A week ago, I wrote a poem about the Fall season:

Autumn has come to the midwest

on the fading brilliance 

of Summer's coattails

Gilding the emerald mosaic

Ushering the harvest.


It is the season

of the hunt

of the rut

of slaughter

the life giving end of life.


Soon the snow will come

vertical strands of wood-smoke

bare trees 

stubble fields

joining the low, gray sky.


The aroma of Earth and dried leaves

quicken my heart

sharpen my senses:

I long for the November wood

the rush of prey.


So, now, we have and ending.  It is the work of the same authors which send me to Africa, and to the challenges of an interesting life.  The dewey-eyed youth will be off to join the World with new found skills, yet unprepared for what will come.  Still: the adventure of what will happen is more than anyone can imagine.  Our dreams are ill-equipped to contend with the joy of true adventure.  Even I could not begin to see a future of such grander. And such is life:

For those who would live life, to {as is written) not find, when they come to die, that they had not truly lived, but instead to have savored all the flavors of our mortal gift: that sorrow had been drunk as deeply as love; suffering with joy; salvation mingled with the sweet wine of the damned.  It is the human condition to walk the edges of razors and to see -should we be aware, vigilant and true- the grandiose scene of creation but for a moment.  And, what is more, to share all that we have been with our friends.  

Jack and I have adventures left, and stories untold, but tonight I raise a glass to Alaina for her courage to pursue the most elusive of prey: her dreams.

Sunday, September 14, 2008

fleeting, part 1.


I am writing this entry from my apartment -a small, leaning one bedroom on 18th street, which has become home to Jack and I.  Jack is next to me, acting confused and bewildered by the recent loss of a rubber ball, while I enjoy a can of beer (which I can't afford) and a cigar (which is why I can't afford the beer).  

I have been stood up, and it is raining the rain of a hurricane which reaches us all the way from the Atlantic coast or the gulf (I am not sure which), thinking about Jack.  What a funny thing to have a dog as your friend, but how much more odd to know that he is only on loan.  Perhaps it is the atmosphere of expensive smoke and cheap beer surrounded by books and the artifacts of an interesting life, but I see in Jack a new way of looking at people.  I wouldn't go so far as to put this in the category of philosophy -it is more the idle musing of a man spending a quiet evening immersed in solitude than a well-thought ideology- but I feel free to be honest with Jack, and why not?  He is, after all, my friend as much as anyone.  I invest in him my emotions: looking out for him, taking an interest in his likes (rubber balls, discarded bones from my kitchen, walks around the neighborhood), and simply spending time with him.   He travels with me, meets my friends, spends just as much time with me as I do with him.  But what of our future?

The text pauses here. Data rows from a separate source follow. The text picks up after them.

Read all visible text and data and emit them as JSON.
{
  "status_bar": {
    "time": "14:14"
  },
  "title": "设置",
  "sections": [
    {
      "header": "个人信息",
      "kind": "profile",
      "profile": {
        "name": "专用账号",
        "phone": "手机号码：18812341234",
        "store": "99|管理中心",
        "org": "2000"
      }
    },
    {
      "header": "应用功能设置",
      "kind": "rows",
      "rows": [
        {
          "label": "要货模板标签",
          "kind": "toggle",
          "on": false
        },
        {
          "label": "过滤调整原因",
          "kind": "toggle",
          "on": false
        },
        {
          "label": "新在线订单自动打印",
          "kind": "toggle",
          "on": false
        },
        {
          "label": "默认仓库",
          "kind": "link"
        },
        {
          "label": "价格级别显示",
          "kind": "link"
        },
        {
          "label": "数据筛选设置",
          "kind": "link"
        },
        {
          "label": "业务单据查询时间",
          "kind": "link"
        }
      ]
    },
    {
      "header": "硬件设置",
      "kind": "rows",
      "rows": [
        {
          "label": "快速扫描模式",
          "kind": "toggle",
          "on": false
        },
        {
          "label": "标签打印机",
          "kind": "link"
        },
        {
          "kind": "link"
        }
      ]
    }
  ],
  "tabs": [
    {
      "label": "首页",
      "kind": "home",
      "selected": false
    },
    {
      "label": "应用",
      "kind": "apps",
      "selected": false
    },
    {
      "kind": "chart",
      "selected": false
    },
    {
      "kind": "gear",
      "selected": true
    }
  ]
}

I know that Jack and I are friends, but he will leave eventually.  Thinking about this inevitability, I know that I will miss his company, but I also know that I am fortunate to have had this time.  And so it is with all of us: we are all eventually going to experience loss on some level.  It may be at the same level as Jack and his rubber ball (which has been lost during a game of fetch somewhere in the vicinity of my kitchen table and a mass of shoes), or it may be on a deeper and more permanent level, but it will happen.  What I am remembering -since I am no stranger to loss, or the sadness resulting from- is that the foreknowledge is part of what gives it value.  To use someone else's perspective: the pain then is part of the pleasure now.  If it lasted forever, I think it would become cheap.  That it ends, is the source of it's value.  Such is life, no?